A half-decade ago, while too many Californians were taking out too many home mortgages with teaser interest rates and artificially low payments, hundreds of California school districts were being similarly shortsighted.
They were issuing "capital appreciation bonds," on which only interest would be paid initially and payments on principal would be postponed for years or even decades. They allowed school officials to promise voters that new bonds would not immediately raise their taxes.
Poway Unified School District became the poster child for CABs, as they were dubbed, having issued $105 million in construction bonds that, over 40 years, would cost its property owners nearly $1 billion in taxes.
While school districts were issuing CABs, local governments – especially cities – were also engaging in fiscal flimflam.
They were sharply increasing pension benefits on the assumption that an ever-rising stock market would cover costs with no burden on taxpayers – a fiction promulgated by the California Public Employees' Retirement System.
When the assumption proved false, many cities compounded their folly by issuing bonds to pay their rising pension obligations.
City officials, who had already been fooled by CalPERS, were fooled again by smooth-talking bond underwriters that the "pension obligation bonds" would not only be cost-free but would actually make money through reinvestment of proceeds.
However, the reinvestments didn't turn out to be the bonanza that the bond promoters had promised.

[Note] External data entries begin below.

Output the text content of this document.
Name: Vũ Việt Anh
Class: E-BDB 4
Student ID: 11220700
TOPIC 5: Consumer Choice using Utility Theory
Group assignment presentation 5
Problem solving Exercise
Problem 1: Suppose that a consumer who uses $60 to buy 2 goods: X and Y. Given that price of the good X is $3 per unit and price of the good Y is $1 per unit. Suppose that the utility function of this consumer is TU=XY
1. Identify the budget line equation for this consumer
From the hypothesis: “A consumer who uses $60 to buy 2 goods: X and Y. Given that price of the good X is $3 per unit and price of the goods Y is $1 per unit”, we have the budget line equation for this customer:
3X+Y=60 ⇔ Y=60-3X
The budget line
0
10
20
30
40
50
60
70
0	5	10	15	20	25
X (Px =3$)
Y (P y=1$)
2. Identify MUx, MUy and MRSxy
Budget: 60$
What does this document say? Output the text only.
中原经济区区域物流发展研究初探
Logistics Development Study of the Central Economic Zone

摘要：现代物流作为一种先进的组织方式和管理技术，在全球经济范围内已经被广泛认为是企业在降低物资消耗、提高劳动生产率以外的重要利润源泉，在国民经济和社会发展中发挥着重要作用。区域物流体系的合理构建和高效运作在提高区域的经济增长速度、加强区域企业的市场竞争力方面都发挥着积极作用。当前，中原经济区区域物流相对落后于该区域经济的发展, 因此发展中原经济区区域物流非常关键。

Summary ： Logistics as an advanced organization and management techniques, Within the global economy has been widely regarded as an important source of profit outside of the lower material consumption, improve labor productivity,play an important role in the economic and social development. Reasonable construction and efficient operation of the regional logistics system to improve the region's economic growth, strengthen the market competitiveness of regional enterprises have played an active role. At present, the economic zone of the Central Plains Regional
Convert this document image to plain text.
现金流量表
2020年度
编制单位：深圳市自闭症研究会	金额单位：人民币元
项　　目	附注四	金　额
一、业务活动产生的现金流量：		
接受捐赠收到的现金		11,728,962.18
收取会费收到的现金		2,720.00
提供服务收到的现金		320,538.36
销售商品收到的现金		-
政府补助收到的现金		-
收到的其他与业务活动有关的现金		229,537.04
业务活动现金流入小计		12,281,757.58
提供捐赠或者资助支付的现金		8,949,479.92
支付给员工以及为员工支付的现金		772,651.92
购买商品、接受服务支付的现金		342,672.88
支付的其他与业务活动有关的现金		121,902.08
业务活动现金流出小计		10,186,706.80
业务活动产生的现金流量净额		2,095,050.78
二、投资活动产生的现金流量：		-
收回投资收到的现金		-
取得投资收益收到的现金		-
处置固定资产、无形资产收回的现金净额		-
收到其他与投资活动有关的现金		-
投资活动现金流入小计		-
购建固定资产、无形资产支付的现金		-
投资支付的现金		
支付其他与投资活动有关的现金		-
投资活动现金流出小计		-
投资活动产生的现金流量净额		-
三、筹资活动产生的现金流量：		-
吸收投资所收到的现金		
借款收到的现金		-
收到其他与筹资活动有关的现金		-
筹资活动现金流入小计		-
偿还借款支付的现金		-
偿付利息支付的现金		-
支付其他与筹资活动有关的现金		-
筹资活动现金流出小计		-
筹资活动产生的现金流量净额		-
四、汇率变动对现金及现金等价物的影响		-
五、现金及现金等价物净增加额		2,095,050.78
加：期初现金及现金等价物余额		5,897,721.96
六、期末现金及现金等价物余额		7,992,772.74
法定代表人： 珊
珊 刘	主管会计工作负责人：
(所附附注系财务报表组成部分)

The largest single bond issue that Stockton lists in its bankruptcy petition is its pension obligation bond. Ironically, it wants to force the holder of that bond, or its insurer, to take a haircut.
A big pension bond is also pushing the small city of Pacific Grove to the brink of insolvency.
State Treasurer Bill Lockyer has made reforming the school district CABs a personal crusade, denouncing "long-term balloon debt" and sponsoring legislation to curb its use.
The legislation, Assembly Bill 182, has cleared the Assembly and is moving toward Senate approval.
CABs should be reined in, but aren't Capitol politicians who echo Lockyer's criticism about shifting debt burdens to future taxpayers being a little hypocritical?
The budget that the Legislature just passed and Gov. Jerry Brown just signed ignores a deficit in the California State Teachers' Retirement System that's growing by $17 million a day and needs $4.5 billion more a year to cover.
It also ignores an ever-growing unfunded liability in state retiree health care and turns a blind eye to what everyone knows is a growing deficit in the state retirement system.
Ignoring those liabilities does exactly the same thing that CABs do – push off debt to future generations of taxpayers.